To Have or To Be?
- First edition
- Author: Erich Fromm
- Language: English
- Published: 1976 (Harper & Row)
- Publication place: United States
- Media type: Print
- ISBN: 0060113790

= To Have or to Be? =

1976 book by Erich Fromm

To Have or to Be? is a 1976 book by psychoanalyst Erich Fromm, in which he differentiates between having and being. It was originally published in the World Perspectives book series edited by Ruth Nanda Anshen for Harper & Row publishing firm.

Fromm writes that modern society has become materialistic and prefers "having" to "being". He mentions the great promise of unlimited happiness, freedom, material abundance, and domination of nature.
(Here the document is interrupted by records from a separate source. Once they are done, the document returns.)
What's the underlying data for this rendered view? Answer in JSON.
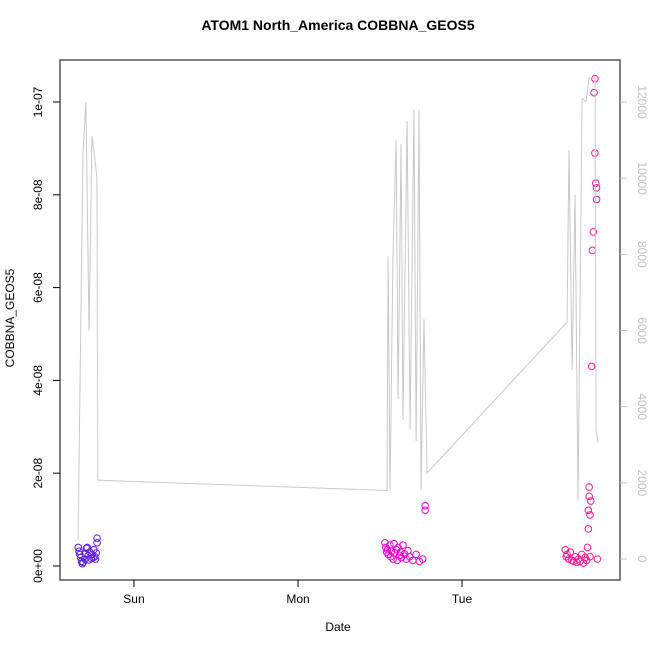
{
  "chart_data": {
    "type": "scatter",
    "title": "ATOM1 North_America COBBNA_GEOS5",
    "x_label": "Date",
    "y_label": "COBBNA_GEOS5",
    "xlim": [
      0.549,
      3.963
    ],
    "xticks": [
      {
        "value": 1,
        "label": "Sun"
      },
      {
        "value": 2,
        "label": "Mon"
      },
      {
        "value": 3,
        "label": "Tue"
      }
    ],
    "ylim": [
      -3.02e-09,
      1.0905e-07
    ],
    "yticks": [
      {
        "value": 0,
        "label": "0e+00"
      },
      {
        "value": 2e-08,
        "label": "2e-08"
      },
      {
        "value": 4e-08,
        "label": "4e-08"
      },
      {
        "value": 6e-08,
        "label": "6e-08"
      },
      {
        "value": 8e-08,
        "label": "8e-08"
      },
      {
        "value": 1e-07,
        "label": "1e-07"
      }
    ],
    "y2lim": [
      -551,
      13103
    ],
    "y2ticks": [
      0,
      2000,
      4000,
      6000,
      8000,
      10000,
      12000
    ],
    "y2_color": "#c0c0c0",
    "series": [
      {
        "type": "scatter",
        "color_stops": [
          "#5a1de6",
          "#e600e6",
          "#ff1a8c"
        ],
        "x": [
          0.66,
          0.665,
          0.67,
          0.675,
          0.68,
          0.685,
          0.69,
          0.7,
          0.705,
          0.71,
          0.715,
          0.72,
          0.725,
          0.73,
          0.74,
          0.745,
          0.75,
          0.755,
          0.76,
          0.765,
          0.77,
          0.775,
          0.775,
          2.53,
          2.535,
          2.54,
          2.545,
          2.55,
          2.56,
          2.565,
          2.57,
          2.58,
          2.585,
          2.59,
          2.6,
          2.605,
          2.61,
          2.62,
          2.625,
          2.63,
          2.64,
          2.65,
          2.66,
          2.67,
          2.68,
          2.7,
          2.72,
          2.74,
          2.76,
          2.775,
          2.775,
          3.63,
          3.635,
          3.64,
          3.65,
          3.66,
          3.67,
          3.68,
          3.69,
          3.7,
          3.71,
          3.72,
          3.73,
          3.74,
          3.75,
          3.76,
          3.765,
          3.77,
          3.77,
          3.775,
          3.775,
          3.78,
          3.78,
          3.785,
          3.79,
          3.795,
          3.8,
          3.805,
          3.81,
          3.81,
          3.815,
          3.82,
          3.82,
          3.825
        ],
        "values": [
          4e-09,
          3.2e-09,
          2.5e-09,
          1.8e-09,
          1e-09,
          5e-10,
          8e-10,
          1.5e-09,
          2.7e-09,
          3.8e-09,
          4e-09,
          2.2e-09,
          1.3e-09,
          3e-09,
          1.6e-09,
          2.5e-09,
          1.8e-09,
          3.5e-09,
          2e-09,
          1.5e-09,
          2.8e-09,
          6e-09,
          5e-09,
          5e-09,
          4e-09,
          3e-09,
          3.5e-09,
          2.5e-09,
          4.5e-09,
          2e-09,
          3.2e-09,
          1.5e-09,
          4.8e-09,
          2.8e-09,
          3.5e-09,
          1.2e-09,
          4e-09,
          2.3e-09,
          3e-09,
          1.8e-09,
          4.5e-09,
          2.6e-09,
          1.5e-09,
          3.3e-09,
          2e-09,
          1.2e-09,
          2.5e-09,
          1e-09,
          1.5e-09,
          1.2e-08,
          1.3e-08,
          3.5e-09,
          2e-09,
          2.5e-09,
          1.5e-09,
          3e-09,
          1.2e-09,
          1e-09,
          2e-09,
          8e-10,
          1.5e-09,
          1e-09,
          2.5e-09,
          6e-10,
          1.8e-09,
          1.2e-09,
          4e-09,
          8e-09,
          1.2e-08,
          1.5e-08,
          1.7e-08,
          1.1e-08,
          2e-09,
          1.4e-08,
          4.3e-08,
          6.8e-08,
          7.2e-08,
          1.02e-07,
          1.05e-07,
          8.9e-08,
          8.25e-08,
          8.15e-08,
          7.9e-08,
          1.5e-09
        ]
      },
      {
        "type": "line",
        "axis": "y2",
        "color": "#c8c8c8",
        "x": [
          0.659,
          0.689,
          0.707,
          0.726,
          0.744,
          0.762,
          0.774,
          0.78,
          2.543,
          2.549,
          2.561,
          2.579,
          2.598,
          2.61,
          2.628,
          2.64,
          2.665,
          2.683,
          2.707,
          2.72,
          2.738,
          2.75,
          2.768,
          2.787,
          3.64,
          3.652,
          3.671,
          3.689,
          3.707,
          3.732,
          3.756,
          3.774,
          3.811,
          3.817,
          3.829
        ],
        "values": [
          500,
          10600,
          12000,
          6000,
          11100,
          10500,
          10000,
          2070,
          1800,
          7950,
          1800,
          8000,
          11000,
          4200,
          10900,
          3650,
          11500,
          3400,
          11800,
          3100,
          11800,
          1800,
          6300,
          2260,
          6220,
          10740,
          4960,
          9560,
          1550,
          12100,
          12000,
          12630,
          12630,
          3390,
          3050
        ]
      }
    ]
  }
}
These hopes reached their highs when the industrial age began. One could feel that there would be unlimited production and hence unlimited consumption. Human beings aspired to be Gods of earth, but this wasn’t really the case. The great promise failed due to the unachievable aims of life, i.e. maximum pleasure and fulfillment of every desire (radical hedonism), and the egotism, selfishness and greed of people. In the industrial age, the development of this economic system was no longer determined by the question of what is good for man, but rather of what is good for the growth of the system. So, the economic system of society served people in such a way in which only their personal interests were intended to impart. The people having unlimited needs and desires like the Roman emperors, the English and French noblemen were the people who got the most out of it.

Society nowadays has completely deviated from its actual path. The materialistic nature of people of "having" has been more developed than "being". Modern industrialization has made great promises, but all these promises are developed to fulfill their interests and increase their possessions. In every mode of life, people should ponder more on the "being" nature and not towards the "having" nature. This is the truth which people deny and thus people of the modern world have completely lost their inner selves. The point of being is more important as everyone is mortal, and thus having of possessions will become useless after their death, because the possessions which are transferred to the life after death, will be what the person actually was inside.